For the PVH, as the first primary antibody a mouse-Anti tyrosine hydroxylase (TH; Immunostar) was used. Since, in this case, there was no host overlapping, no saturation steps (i.e., the previous points 3 and 4) were carried out. In any case, in order to limit possible interactions among the different primary antibodies, the procedure followed the two steps described above: Anti-TH – Alexa-594 – Anti-c-Fos/Anti-CTb – Alexa 488/555.

Image acquisition and analysis

Images were obtained with a Nikon eclipse 80i equipped with Nikon Digital Sight DS-Vi1 color camera, at 200x magnification. Each microscopic field of interest was acquired in separate pictures, one per fluorochrome used. Multiple-staining pictures were obtained off-line by merging the different single-stained pictures.
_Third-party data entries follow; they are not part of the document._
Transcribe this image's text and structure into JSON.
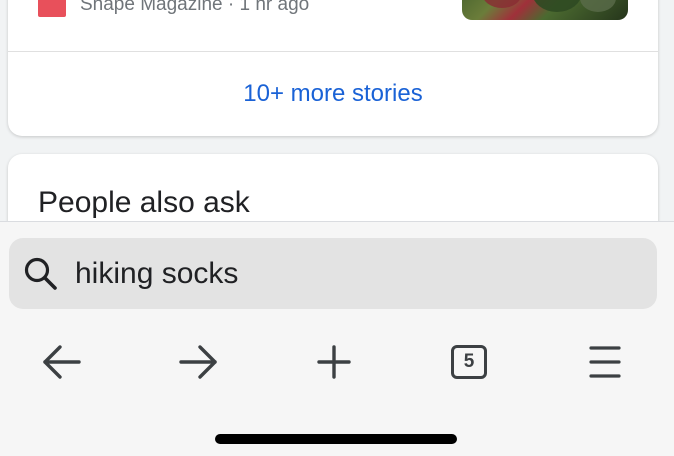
{
  "results": {
    "top_story": {
      "source_meta": "Shape Magazine · 1 hr ago",
      "more_stories_link": "10+ more stories"
    },
    "people_also_ask": {
      "title": "People also ask"
    }
  },
  "search_bar": {
    "query": "hiking socks",
    "icon": "search-icon"
  },
  "bottom_toolbar": {
    "back_icon": "arrow-left-icon",
    "forward_icon": "arrow-right-icon",
    "new_tab_icon": "plus-icon",
    "tab_count": "5",
    "menu_icon": "hamburger-menu-icon"
  },
  "colors": {
    "link": "#1a62d6",
    "source_logo": "#e8505b",
    "toolbar_bg": "#f6f6f6",
    "search_pill_bg": "#e3e3e3"
  }
}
Positive immunoreactions and multiple staining were counted using ImagePro Analyzer 7.0 (Media Cybernatics). Considering the 1 out of 6 slices taken for each animal, all the brain slices presenting the neuronal structures of interest were counted and averaged. Therefore, for each structure, every animal provided a mean value per slice, that was averaged with the same values obtained from the other animals belonging to the same experimental condition.

Statistical analysis

Data were analyzed separately for each brain structure considered. Statistical analysis was carried out only on cFos and CTb data, using a one-way ANOVA (SPSS 25.0), considering the experimental conditions as the between-groups parameter. To compare means of the different experimental groups a modified t-test (t*)43. was used, considering the following comparisons: Torpor group vs. all the other experimental conditions, Control vs. Cold Exposure group and Control vs. Fasting group. Significance level was pre-set at p < 0.05.

The datasets generated and/or analysed during the current study are available from the corresponding author upon reasonable request.